[Gasification] Making char vs producer gas

Tom Miles tmiles at trmiles.com
Tue Mar 11 16:52:25 CDT 2014


David,

Phoenix Energy in California is generating power and making biochar in two
installations in California at 500 kWe and 1 MWe with Ankur Scientific
downdraft gasifiers.  I don't know if the Ankur gasifiers meet Harrie's
criteria. In the Phoenix case making biochar has not impacted the cost of
gas cleaning. With the large number of Ankur and Ankur look alikes in use
around the world it is likely that char from these gasifiers is increasingly
being used as biochar.   
http://www.phoenixenergy.net/
You can find presentations by Greg Stangl of Phoenix at the US Biochar
Initiative 2013 Symposium session on CHP and Biochar
http://scholarworks.umass.edu/biochar/2013/Scale/4/ You will also find
presentations Olivier Lepez of Biogreen Energy and Lenny Roberts who seeks
to install a Biogen DR gasifier and make char. 

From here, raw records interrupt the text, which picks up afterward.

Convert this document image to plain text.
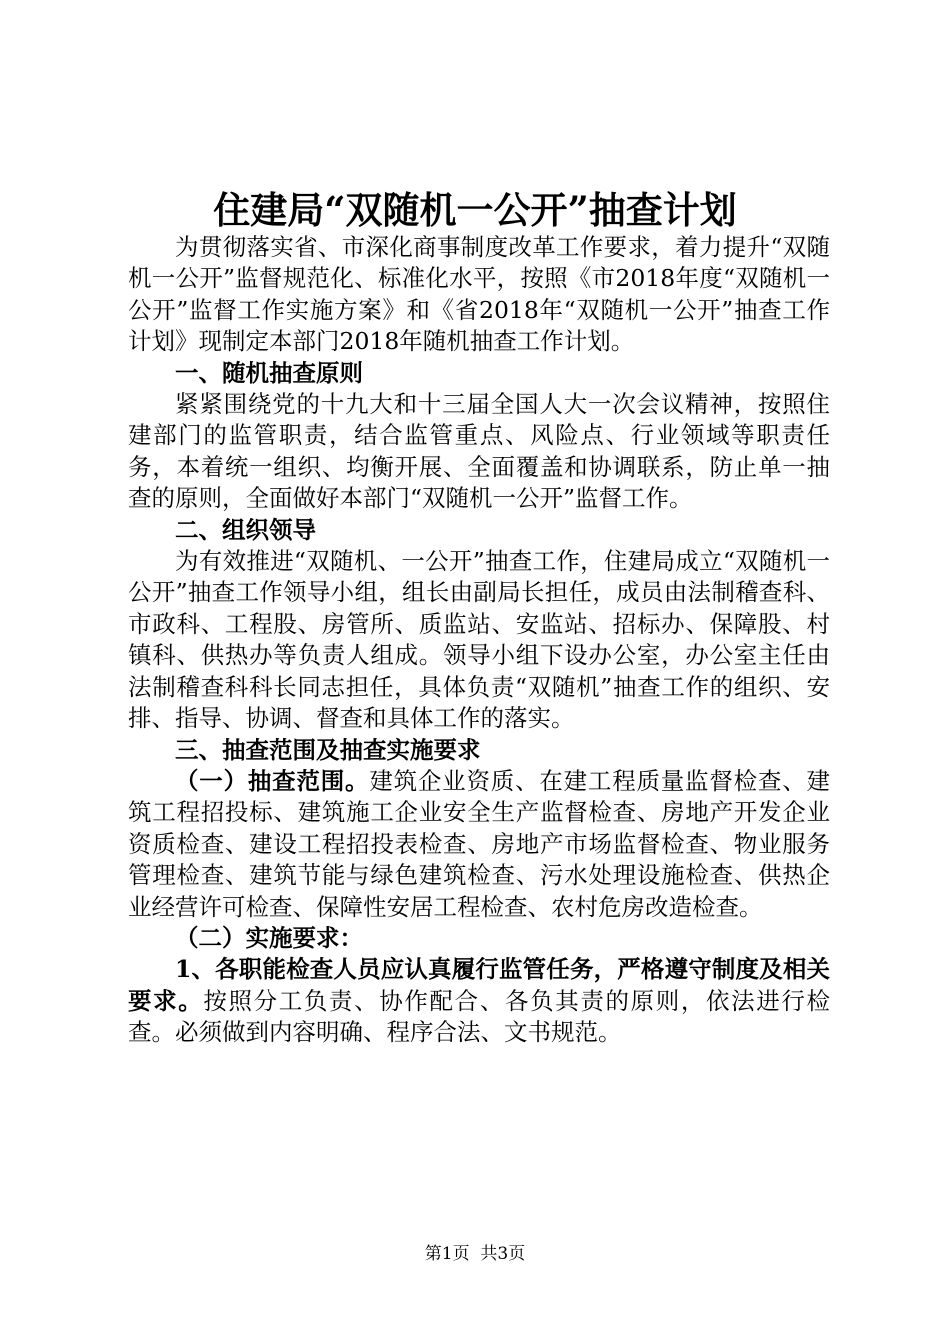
住建局“双随机一公开”抽查计划

为贯彻落实省、市深化商事制度改革工作要求，着力提升“双随机一公开”监督规范化、标准化水平，按照《市2018年度“双随机一公开”监督工作实施方案》和《省2018年“双随机一公开”抽查工作计划》现制定本部门2018年随机抽查工作计划。

一、随机抽查原则

紧紧围绕党的十九大和十三届全国人大一次会议精神，按照住建部门的监管职责，结合监管重点、风险点、行业领域等职责任务，本着统一组织、均衡开展、全面覆盖和协调联系，防止单一抽查的原则，全面做好本部门“双随机一公开”监督工作。

二、组织领导

为有效推进“双随机、一公开”抽查工作，住建局成立“双随机一公开”抽查工作领导小组，组长由副局长担任，成员由法制稽查科、市政科、工程股、房管所、质监站、安监站、招标办、保障股、村镇科、供热办等负责人组成。领导小组下设办公室，办公室主任由法制稽查科科长同志担任，具体负责“双随机”抽查工作的组织、安排、指导、协调、督查和具体工作的落实。

三、抽查范围及抽查实施要求

（一）抽查范围。建筑企业资质、在建工程质量监督检查、建筑工程招投标、建筑施工企业安全生产监督检查、房地产开发企业资质检查、建设工程招投表检查、房地产市场监督检查、物业服务管理检查、建筑节能与绿色建筑检查、污水处理设施检查、供热企业经营许可检查、保障性安居工程检查、农村危房改造检查。

（二）实施要求：

1、各职能检查人员应认真履行监管任务，严格遵守制度及相关要求。按照分工负责、协作配合、各负其责的原则，依法进行检查。必须做到内容明确、程序合法、文书规范。

第1页 共3页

The Biogreen Energy pyrolyzer was demonstrated at USBI Biochar 2010 in Ames,
Iowa. A unit will be installed in Utah. There are currently about 5 in
operation in France and Asia. 
http://www.biogreen-energy.com/
http://www.youtube.com/watch?v=OPzcAmNZQ3g

Updraft gasifiers would be suitable to making char by removing the char
faster than you are consuming it. In that case there is no gas cleaning
because updrafts are normally used for generating heat rather than power. An
example of updraft pyrolysis generating heat and power is the Black Carbon,
where Thomas Harttung uses a Stirling engine for generating power.
http://www.blackcarbon.dk/Contact.aspx  Other systems use ORC, like the
Green Machine by  Electratherm (http://electratherm.com/products/ ) for the
power generation. The gas is not engine quality gas. Char from many
commercial updraft gasifiers is already being used and sold commercially as
biochar.     

Tom

-----Original Message-----
From: Gasification [mailto:gasification-bounces at lists.bioenergylists.org] On
Behalf Of David Coote
Sent: Tuesday, March 11, 2014 2:04 PM
To: gasification at lists.bioenergylists.org
Subject: [Gasification] Making char vs producer gas

I'm curious about the effects of trying to achieve the multiple objectives
of char production and producer gas. One combustion engineer I've spoken to
who has done a lot of work in gasification stated that from his perspective
char was a sign of an inefficient gasification process. If the inefficiency
is just a reduced yield of producer gas then this might be OK for a
particular application. But if the inefficiency results in a gas that needs
more filtering/volume this may adversely affect the economics.

I haven't found any mixed char and producer gas systems in operation that
meet Knoef's commercial criteria which makes me wonder if detuning the
gasification in favour of char does affect the quality of the gas.

Is anyone aware of mixed char and producer gas systems in operation that
meet Knoef's criteria? Perhaps a good paper that summarises the producer gas
characteristics over a range of char manufacturing percentage?